SETA: Sparse Subspace-to-Expert Sharing for Continual Learning in LLMs
Researchers introduce SETA (Mixture of Sparse Experts for Task Agnostic Continual Learning), a framework addressing catastrophic forgetting in LLMs via adaptive sparse subspace decomposition into task-specific and shared expert modules. The approach uses adaptive elastic anchoring and routing-aware regularization to protect shared knowledge at both weight and routing levels. Experiments on LLaMA-2 7B and Qwen3-4B show competitive or superior performance versus continual learning baselines, with strong retention of early-task knowledge.
AdvGRPO: Stable co-training framework for adaptive red teaming of language models
Researchers introduce AdvGRPO, a co-training framework that makes GRPO viable for joint attacker-defender optimization in LLM red teaming, addressing previously reported instability.

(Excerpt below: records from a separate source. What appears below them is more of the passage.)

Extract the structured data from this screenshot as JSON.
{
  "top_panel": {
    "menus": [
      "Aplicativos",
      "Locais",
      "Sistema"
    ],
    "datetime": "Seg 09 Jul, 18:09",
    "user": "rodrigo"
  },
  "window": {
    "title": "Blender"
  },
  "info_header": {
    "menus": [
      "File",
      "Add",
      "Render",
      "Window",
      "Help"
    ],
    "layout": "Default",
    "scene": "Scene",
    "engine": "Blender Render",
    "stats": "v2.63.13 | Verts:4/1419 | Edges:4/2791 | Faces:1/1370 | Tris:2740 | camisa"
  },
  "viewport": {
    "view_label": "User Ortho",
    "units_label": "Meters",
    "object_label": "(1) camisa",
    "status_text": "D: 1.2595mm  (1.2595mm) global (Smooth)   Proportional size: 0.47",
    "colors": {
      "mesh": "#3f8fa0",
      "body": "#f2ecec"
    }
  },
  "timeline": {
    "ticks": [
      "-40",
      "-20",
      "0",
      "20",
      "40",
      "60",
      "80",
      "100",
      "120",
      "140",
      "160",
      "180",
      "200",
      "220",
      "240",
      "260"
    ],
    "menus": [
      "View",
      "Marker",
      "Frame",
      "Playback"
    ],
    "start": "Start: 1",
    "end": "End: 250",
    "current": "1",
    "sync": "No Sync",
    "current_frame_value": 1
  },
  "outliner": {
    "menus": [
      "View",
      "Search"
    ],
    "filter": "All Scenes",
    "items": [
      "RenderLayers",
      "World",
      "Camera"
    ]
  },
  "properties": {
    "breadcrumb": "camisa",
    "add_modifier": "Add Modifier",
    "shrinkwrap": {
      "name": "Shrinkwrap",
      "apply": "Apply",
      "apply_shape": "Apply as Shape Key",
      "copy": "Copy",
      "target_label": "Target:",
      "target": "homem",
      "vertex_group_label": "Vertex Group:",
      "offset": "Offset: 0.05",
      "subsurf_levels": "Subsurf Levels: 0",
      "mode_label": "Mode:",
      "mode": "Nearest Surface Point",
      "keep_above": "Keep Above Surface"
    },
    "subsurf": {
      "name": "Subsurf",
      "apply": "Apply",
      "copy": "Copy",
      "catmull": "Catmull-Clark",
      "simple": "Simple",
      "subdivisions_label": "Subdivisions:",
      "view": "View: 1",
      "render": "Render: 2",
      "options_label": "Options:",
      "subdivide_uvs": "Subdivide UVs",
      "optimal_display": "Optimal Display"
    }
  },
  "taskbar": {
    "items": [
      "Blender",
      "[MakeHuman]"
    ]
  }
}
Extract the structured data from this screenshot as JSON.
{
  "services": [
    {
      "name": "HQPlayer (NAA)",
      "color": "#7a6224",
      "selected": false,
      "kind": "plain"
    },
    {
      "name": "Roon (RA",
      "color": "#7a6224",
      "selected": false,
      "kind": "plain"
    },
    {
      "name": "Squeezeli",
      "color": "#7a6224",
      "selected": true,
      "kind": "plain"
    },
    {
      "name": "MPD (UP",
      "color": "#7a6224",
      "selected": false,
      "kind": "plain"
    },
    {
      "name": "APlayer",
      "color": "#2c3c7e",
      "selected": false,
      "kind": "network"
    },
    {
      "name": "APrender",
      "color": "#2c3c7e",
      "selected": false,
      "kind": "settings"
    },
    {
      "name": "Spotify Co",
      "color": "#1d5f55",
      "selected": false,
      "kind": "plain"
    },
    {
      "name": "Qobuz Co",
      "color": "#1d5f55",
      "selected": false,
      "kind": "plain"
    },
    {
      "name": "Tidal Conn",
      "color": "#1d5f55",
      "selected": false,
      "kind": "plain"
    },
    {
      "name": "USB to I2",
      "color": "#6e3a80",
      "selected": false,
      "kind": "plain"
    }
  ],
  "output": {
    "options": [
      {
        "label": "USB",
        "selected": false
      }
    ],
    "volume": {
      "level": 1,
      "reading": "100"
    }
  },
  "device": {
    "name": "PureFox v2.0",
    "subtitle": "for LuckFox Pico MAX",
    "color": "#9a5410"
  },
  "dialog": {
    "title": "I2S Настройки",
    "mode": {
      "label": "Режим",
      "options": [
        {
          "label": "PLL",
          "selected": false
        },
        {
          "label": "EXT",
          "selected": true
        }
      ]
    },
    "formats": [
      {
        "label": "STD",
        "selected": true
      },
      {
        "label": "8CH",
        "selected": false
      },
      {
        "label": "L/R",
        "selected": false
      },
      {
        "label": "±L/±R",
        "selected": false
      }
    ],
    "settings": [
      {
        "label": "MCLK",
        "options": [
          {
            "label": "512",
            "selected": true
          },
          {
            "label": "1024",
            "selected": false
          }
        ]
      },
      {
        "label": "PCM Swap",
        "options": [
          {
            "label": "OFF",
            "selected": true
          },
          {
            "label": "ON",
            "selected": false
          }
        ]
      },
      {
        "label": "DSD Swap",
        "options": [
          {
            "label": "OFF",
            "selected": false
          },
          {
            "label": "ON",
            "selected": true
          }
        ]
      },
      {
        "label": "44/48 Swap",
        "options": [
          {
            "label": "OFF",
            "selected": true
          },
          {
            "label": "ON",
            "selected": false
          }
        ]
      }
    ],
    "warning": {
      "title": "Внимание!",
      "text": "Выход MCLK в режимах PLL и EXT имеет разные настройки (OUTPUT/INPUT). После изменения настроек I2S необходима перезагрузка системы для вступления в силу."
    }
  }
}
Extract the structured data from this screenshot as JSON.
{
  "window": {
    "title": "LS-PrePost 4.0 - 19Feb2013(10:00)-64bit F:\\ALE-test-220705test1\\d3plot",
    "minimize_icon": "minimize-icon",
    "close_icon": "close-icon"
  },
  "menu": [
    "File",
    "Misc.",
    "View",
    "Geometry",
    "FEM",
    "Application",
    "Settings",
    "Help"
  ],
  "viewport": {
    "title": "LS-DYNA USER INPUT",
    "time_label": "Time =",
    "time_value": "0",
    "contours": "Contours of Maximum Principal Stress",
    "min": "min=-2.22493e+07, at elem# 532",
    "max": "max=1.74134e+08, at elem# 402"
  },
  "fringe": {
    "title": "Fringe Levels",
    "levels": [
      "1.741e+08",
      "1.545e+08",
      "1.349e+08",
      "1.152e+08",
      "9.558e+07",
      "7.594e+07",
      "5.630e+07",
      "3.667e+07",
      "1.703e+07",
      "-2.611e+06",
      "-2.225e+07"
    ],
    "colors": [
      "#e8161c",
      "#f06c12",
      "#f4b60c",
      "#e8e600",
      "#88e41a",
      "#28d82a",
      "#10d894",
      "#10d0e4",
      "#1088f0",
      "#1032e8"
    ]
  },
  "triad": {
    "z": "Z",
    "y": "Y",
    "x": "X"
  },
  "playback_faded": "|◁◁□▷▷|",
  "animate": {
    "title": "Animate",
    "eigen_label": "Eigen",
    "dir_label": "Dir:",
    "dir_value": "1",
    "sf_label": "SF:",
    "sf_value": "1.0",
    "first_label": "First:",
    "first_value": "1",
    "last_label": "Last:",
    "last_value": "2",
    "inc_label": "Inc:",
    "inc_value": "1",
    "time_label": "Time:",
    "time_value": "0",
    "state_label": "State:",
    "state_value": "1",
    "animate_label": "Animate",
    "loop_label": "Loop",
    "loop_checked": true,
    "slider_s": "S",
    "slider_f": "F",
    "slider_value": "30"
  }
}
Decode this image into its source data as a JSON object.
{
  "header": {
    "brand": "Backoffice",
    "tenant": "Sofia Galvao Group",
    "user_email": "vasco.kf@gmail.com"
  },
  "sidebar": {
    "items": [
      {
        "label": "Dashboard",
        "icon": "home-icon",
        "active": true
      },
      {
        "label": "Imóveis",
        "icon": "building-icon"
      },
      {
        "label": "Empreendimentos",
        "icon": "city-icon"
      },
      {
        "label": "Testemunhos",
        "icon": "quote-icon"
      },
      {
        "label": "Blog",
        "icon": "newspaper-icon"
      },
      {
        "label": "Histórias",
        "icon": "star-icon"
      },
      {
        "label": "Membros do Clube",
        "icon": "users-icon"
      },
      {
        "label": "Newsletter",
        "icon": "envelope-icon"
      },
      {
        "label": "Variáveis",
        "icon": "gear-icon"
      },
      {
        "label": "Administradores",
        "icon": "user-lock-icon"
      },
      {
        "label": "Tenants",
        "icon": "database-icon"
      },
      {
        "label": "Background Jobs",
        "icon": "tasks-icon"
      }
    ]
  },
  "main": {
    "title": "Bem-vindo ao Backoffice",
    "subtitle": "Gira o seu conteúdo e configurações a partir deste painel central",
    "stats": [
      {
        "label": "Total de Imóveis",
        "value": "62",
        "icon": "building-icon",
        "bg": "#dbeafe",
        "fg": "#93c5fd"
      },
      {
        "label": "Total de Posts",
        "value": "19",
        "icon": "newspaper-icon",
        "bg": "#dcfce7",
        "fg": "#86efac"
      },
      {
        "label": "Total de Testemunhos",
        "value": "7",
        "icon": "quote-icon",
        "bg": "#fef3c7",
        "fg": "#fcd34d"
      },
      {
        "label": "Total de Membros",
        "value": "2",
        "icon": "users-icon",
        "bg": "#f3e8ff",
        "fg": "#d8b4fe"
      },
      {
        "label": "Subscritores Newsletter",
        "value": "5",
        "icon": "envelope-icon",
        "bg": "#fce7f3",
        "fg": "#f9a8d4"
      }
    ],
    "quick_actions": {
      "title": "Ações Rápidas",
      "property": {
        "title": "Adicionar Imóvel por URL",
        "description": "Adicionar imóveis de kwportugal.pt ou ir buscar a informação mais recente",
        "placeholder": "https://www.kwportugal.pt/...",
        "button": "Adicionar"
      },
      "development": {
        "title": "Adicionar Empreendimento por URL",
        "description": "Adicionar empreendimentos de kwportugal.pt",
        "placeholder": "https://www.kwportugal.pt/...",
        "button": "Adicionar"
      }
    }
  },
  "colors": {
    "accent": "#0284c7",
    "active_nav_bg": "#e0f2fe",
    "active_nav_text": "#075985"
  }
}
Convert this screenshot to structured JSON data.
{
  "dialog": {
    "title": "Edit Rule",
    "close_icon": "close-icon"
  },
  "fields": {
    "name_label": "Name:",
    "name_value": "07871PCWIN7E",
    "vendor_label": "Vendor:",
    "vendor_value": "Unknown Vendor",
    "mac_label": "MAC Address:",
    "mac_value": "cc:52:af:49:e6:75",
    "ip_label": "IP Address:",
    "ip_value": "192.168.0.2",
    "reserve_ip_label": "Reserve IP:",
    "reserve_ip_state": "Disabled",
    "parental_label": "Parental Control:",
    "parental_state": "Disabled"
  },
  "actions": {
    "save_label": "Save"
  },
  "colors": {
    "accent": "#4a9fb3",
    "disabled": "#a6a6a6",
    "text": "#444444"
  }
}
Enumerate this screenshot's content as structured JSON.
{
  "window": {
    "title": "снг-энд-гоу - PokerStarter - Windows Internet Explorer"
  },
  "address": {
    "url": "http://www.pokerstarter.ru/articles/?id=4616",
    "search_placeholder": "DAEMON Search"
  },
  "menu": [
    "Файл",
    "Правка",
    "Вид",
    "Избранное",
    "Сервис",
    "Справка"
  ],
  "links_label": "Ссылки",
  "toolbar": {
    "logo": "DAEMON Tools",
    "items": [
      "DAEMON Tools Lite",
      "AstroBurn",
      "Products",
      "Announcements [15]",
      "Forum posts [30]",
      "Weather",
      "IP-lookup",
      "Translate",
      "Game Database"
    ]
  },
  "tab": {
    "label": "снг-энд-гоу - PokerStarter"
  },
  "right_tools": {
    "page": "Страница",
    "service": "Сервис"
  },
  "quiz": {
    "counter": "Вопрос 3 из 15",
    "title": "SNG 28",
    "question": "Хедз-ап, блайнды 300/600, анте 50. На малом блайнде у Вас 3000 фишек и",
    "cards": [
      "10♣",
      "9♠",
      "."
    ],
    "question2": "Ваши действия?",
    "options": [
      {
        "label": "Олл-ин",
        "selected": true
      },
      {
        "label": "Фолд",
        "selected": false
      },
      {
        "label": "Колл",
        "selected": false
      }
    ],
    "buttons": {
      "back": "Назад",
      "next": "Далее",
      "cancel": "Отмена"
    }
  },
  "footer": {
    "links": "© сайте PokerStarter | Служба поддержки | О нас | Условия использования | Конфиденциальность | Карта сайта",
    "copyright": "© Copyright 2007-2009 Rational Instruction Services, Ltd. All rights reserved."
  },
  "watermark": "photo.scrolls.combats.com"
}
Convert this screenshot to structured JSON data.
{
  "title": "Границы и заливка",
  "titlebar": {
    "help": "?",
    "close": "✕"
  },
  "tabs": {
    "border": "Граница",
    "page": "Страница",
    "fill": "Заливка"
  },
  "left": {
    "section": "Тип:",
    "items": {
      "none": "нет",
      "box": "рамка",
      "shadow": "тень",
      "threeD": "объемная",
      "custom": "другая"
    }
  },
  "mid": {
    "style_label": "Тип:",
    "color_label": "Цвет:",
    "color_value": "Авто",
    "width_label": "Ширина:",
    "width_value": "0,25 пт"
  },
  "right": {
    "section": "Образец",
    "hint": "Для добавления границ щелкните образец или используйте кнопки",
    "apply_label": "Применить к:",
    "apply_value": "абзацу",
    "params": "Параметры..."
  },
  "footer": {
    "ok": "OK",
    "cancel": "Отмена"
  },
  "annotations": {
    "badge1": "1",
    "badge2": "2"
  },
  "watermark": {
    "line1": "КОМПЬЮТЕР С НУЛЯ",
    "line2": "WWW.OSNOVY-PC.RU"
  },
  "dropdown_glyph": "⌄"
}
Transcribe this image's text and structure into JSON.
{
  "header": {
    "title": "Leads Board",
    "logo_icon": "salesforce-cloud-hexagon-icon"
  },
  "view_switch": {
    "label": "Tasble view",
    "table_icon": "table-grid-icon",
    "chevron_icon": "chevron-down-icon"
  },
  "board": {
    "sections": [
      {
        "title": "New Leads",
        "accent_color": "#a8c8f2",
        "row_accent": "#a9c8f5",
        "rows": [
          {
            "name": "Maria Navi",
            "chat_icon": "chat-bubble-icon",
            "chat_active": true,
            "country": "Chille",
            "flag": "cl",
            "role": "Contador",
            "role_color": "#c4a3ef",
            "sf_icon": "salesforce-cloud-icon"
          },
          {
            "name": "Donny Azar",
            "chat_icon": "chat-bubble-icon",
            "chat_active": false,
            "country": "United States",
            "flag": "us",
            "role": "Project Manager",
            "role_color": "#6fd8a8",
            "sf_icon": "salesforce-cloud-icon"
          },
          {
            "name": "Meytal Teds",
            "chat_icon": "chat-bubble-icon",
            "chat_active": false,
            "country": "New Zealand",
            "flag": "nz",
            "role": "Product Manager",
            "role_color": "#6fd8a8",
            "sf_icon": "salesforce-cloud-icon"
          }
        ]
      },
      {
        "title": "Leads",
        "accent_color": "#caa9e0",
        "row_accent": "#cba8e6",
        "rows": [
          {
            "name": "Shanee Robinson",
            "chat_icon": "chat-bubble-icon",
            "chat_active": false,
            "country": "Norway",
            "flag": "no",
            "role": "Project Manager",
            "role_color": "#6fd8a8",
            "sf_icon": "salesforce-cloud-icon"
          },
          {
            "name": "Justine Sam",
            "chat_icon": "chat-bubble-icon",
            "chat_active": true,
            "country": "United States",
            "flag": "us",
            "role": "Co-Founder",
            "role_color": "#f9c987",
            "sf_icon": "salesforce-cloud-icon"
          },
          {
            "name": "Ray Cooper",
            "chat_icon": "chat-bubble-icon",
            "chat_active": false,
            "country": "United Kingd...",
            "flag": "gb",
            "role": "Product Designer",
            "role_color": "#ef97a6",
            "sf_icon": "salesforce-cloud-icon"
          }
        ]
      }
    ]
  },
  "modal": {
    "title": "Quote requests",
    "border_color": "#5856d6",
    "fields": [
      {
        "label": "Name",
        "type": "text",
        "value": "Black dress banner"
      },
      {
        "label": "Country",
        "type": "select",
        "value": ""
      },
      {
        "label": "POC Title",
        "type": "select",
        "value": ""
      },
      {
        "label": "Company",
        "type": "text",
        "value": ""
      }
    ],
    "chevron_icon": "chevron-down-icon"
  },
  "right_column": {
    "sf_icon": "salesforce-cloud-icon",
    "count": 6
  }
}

The method uses dense multi-channel rewards and decoupled advantage normalization, with a curriculum progressing from single-turn to multi-turn attacks before bootstrapping co-training. Co-trained defenders outperform baselines on safety benchmarks, and the attacks show transferability across models.
Bounding Compositional Incoherence in Multi-Component LLM Agents
This paper formalizes a failure mode in multi-component LLM agent systems where individual components are locally probabilistically coherent but their composition violates basic probability axioms. The authors introduce the 'compositional residual' (eps*) as a runtime-computable measure of this incoherence, finding it positive in 33–94% of ensemble cliques across 1,876 tested configurations on a four-LLM panel. A hierarchical Boyle-Dykstra projection is proposed as a deterministic repair, and an anytime-valid e-process enables sequential monitoring. Notably, three intuitive LLM-side mitigations—retrieval, partition-aware prompting, and aggregator-LLM—each fail or regress.
Agentic CLEAR: Automating Multi-Level Evaluation of LLM Agents
Agentic CLEAR is an automatic evaluation framework for LLM-based agentic systems that analyzes behavior at three granularity levels: system, trace, and node. Unlike existing tools that rely on static error taxonomies or focus only on observability, it dynamically generates textual insights and integrates above the observability layer with an accessible UI. Experiments across four benchmarks and seven agentic settings demonstrate strong alignment with human-annotated errors and predictive accuracy for task success rates.